New data on the taxonomic status and distribution of Gambusia sp. in Croatia and Bosnia and Herzegovina


  • Nediljko Landeka Public Health Institute of the Istrian Region
  • Martina Podnar Croatian Natural History Museum
  • Dušan J. Jelić Croatian Institute for Biodiversity



Background and Purpose: In the early 20th century, two native North American poeciliid species Gambusia holbrooki and Gambusia affinis were introduced to Europe as a mosquito control agent. The first introduction to Istria from Italy in 1924 was followed by several independent introductions and massive translocations. Presently, the distribution of these two species in Croatia and Bosnia and Herzegovina (Bosnia and Herzegovina) is still largely unknown and they are often confused. The purpose of this study was to determine the taxonomic status of individual Gambusia populations and to shed more light on the distribution and phylogeographic patterns of these invasive species in Croatia and Bosnia and Herzegovina.

Materials and Methods: All new and literature data were plotted
together to obtain the overall distribution of Gambusia sp. in Croatia and Bosnia and Herzegovina.
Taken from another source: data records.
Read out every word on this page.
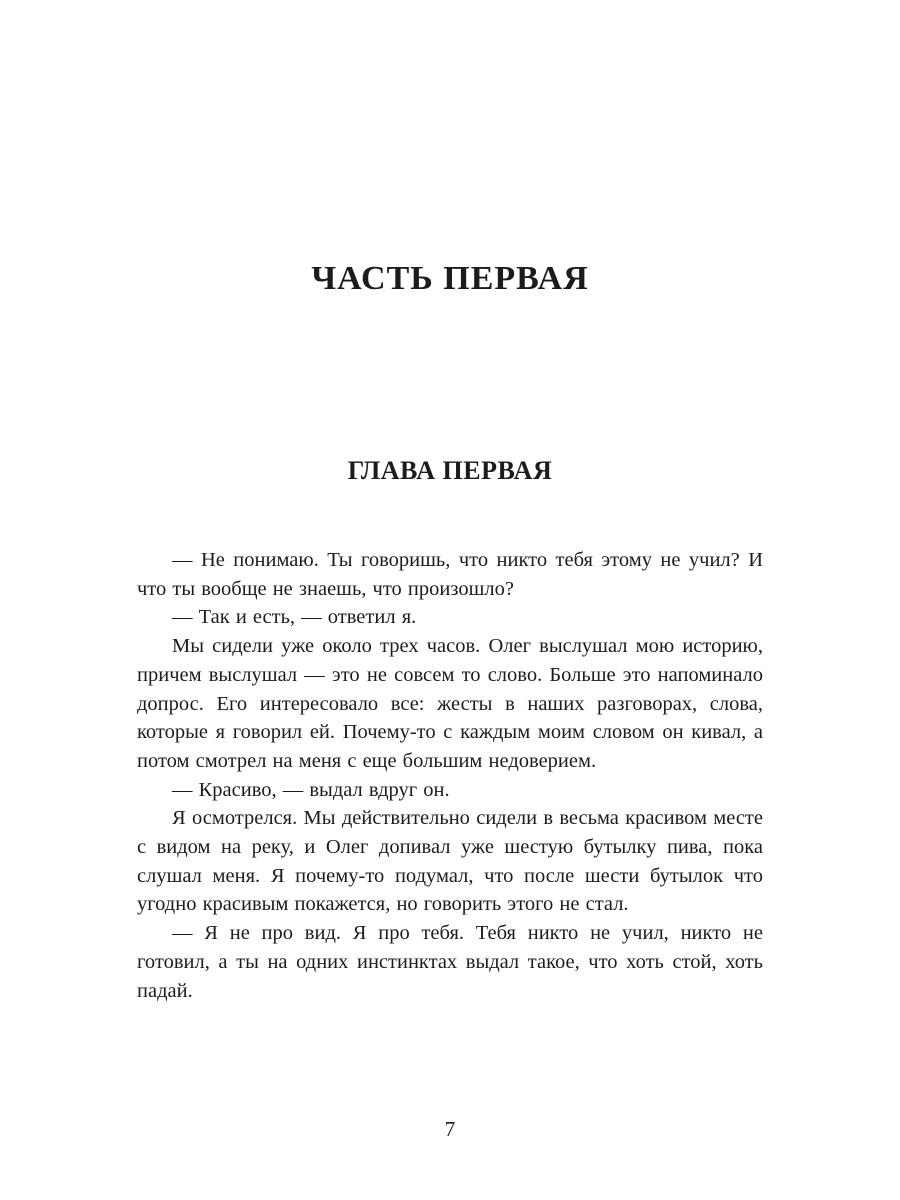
ЧАСТЬ ПЕРВАЯ
ГЛАВА ПЕРВАЯ

— Не понимаю. Ты говоришь, что никто тебя этому не учил? И что ты вообще не знаешь, что произошло?

— Так и есть, — ответил я.

Мы сидели уже около трех часов. Олег выслушал мою историю, причем выслушал — это не совсем то слово. Больше это напоминало допрос. Его интересовало все: жесты в наших разговорах, слова, которые я говорил ей. Почему-то с каждым моим словом он кивал, а потом смотрел на меня с еще большим недоверием.

— Красиво, — выдал вдруг он.

Я осмотрелся. Мы действительно сидели в весьма красивом месте с видом на реку, и Олег допивал уже шестую бутылку пива, пока слушал меня. Я почему-то подумал, что после шести бутылок что угодно красивым покажется, но говорить этого не стал.

— Я не про вид. Я про тебя. Тебя никто не учил, никто не готовил, а ты на одних инстинктах выдал такое, что хоть стой, хоть падай.

7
The samples collected across this range were analysed meristically and by means of mitochondrial cytochrome b (cytb) gene sequence analysis to ascertain the true taxonomic status of the populations. For phylogeographic analysis, the cytb sequences from this study were combined with previously published data.

Results and Conclusions: The methods only confirmed the presence of G. holbrooki. G. holbrooki is continuously distributed across the entire Mediterranean biogeographical region in Croatia and Bosnia and Herzegovina. Two different mitochondrial cytb haplotypes were found: the widely spread Hol1 haplotype and haplotype Hol5 that in Europe was previously found only in France and Greece. This suggests that G. holbrooki populations in the region originated from different stocks.